Его борода радостно задёргалась, а дорога расчесала спину до громадных бетонных плит, какими обычно выкладывают аэродромы в глубинке. Леса стали гуще, словно подвели ветки зелёной тушью, и мы запылили по грунтовке.
- Тут могут быть всякие сталкеры, древолазы или кто там... В общем те, кто подземелья исследуют. Они могут выйти на шум двигателя и что тогда?
- Резонно, - кивнул Сырок, - давай подождём.
Это была тёмная штольня, уходившая вглубь распахнутым дьявольским зёвом. Сухие балки-зубья не давали горке захлопнуть известняковую пасть. Сырок, оглядываясь, потоптался около входа, а потом вернулся к машине:
- Вытаскивай.
Гольдберг повалился на землю, как мешок с калом. Это было даже не метафорой, а его изначальной экзистенциональной сущностью. Когда я сказал это Сырку, тот не улыбнулся и почти приказал:
- Сымай с говноеда мешок.
Я сдёрнул мешок с головы банкира и вытащил кляп, обмотанный вокруг его челюсти. Исаак запаршивел. Без постоянного ухода эти молодые старики быстро приходят в негодность, как испорченный автомат. Вонючие слюни запеклись у Гольдберга на порванных губах. Они вспухли ещё больше, как будто он втайне от нас с кем-то целовался. Проморгав глаза, забитые золотым гноем, он панически, как крыска, стал оглядываться и наконец, прошипел:
- Что, наконец-то решили записать свои требования? Позвольте осведомиться, во сколько вы оценили мою жизнь? Надеюсь, не в семь сорок?
Он ехидно, как будто осознавая своё превосходство, засмеялся, и на меня пахнуло гнилью, как будто внутри Гольдберг был ещё гаже, чем снаружи.
- Шагай, - я толкнул его в штольню, - там разберёмся.
Сырок нагрузил рюкзак оставшимися у него золотыми слитками, протянул мне один из двух налобных фонариков и я, держа на привязи столь дорогого банкира, засеменил за товарищем. Тот шёл уверенно, как будто это были не опустошённые выработки, а залитый солнцем бульвар, по которому, к тому же, стелилась нить Ариадны.
- Как я полагаю, - невозмутимо говорил Гольдберг, - вы надеетесь, что по этим декорациям никто не определит, где я нахожусь? Тогда логичней было бы снимать меня на фоне ковра. А то ведь органы поймут, что я нахожусь в каком-то подземелье, скорей всего в бывших карьерных выработках. Чтобы вас поймать им останется только усилить патрули около таких мест. Что на это скажете, господа?
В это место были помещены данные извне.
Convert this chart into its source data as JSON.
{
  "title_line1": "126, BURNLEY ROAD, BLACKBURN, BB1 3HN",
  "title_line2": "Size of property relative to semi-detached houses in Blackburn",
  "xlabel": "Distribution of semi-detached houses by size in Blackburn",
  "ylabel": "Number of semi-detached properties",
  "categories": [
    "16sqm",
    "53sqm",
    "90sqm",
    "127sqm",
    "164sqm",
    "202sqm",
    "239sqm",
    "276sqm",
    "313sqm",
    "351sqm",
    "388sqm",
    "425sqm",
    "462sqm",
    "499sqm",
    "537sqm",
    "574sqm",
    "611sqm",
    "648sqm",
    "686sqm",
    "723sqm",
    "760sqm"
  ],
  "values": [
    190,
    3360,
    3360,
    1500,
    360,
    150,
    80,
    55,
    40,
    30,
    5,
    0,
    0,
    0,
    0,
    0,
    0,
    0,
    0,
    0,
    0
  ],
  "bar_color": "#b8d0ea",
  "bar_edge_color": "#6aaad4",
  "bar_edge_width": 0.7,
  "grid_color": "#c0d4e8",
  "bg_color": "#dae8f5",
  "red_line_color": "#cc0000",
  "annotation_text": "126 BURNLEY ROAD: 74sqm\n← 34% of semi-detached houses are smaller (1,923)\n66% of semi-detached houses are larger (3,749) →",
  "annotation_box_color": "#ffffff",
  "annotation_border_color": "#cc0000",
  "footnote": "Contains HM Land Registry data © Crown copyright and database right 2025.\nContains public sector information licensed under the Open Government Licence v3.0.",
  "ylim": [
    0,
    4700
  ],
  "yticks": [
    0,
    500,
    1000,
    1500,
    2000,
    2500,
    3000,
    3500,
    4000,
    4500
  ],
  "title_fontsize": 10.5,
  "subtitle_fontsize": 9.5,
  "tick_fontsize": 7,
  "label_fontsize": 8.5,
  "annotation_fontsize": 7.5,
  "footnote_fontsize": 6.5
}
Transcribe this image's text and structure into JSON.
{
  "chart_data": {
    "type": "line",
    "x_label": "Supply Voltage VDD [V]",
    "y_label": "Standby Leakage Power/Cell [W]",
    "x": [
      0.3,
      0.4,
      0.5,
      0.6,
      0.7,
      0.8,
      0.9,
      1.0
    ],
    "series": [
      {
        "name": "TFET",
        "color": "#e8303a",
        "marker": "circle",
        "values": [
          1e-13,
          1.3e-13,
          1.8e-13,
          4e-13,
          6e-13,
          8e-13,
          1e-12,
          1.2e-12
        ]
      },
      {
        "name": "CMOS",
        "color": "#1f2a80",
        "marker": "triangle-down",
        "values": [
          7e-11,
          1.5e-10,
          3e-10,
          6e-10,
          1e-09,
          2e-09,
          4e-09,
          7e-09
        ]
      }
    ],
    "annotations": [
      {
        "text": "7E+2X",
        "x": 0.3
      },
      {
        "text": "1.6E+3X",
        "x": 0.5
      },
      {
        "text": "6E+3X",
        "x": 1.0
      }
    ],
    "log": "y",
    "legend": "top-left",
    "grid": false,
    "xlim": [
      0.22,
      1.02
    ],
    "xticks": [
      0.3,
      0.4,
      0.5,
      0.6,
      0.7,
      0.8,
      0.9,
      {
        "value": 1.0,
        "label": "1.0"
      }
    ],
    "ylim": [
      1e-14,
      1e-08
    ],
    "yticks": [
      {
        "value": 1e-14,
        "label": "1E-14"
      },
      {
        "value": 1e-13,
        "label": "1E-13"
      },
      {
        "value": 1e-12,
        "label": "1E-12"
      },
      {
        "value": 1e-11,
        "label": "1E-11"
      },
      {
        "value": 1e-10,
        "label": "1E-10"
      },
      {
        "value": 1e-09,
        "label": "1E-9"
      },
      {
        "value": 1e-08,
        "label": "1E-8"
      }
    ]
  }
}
И по тому, как луч света всё чаще вырывал со стен каббалистические узоры, потому, как замирал, съеденный невидимым пещерным монстром всякий внешний звук, как воздух становился каменным и холодным, словно мы спускались на дно колодца, мне всё больше становилось понятным, что Гольдберг ошибается.
- Или вы хотите держать меня здесь? - хмыкнул еврей, - Это тоже неразумно. Вам придётся кого-то оставлять рядом со мной, носить пищу, воду, а на машину, ездящую в такую глушь, рано или поздно обратят внимание. Да и спрятаться в этом лабиринте мне куда как проще, чем в четырёх стенах вашей квартиры.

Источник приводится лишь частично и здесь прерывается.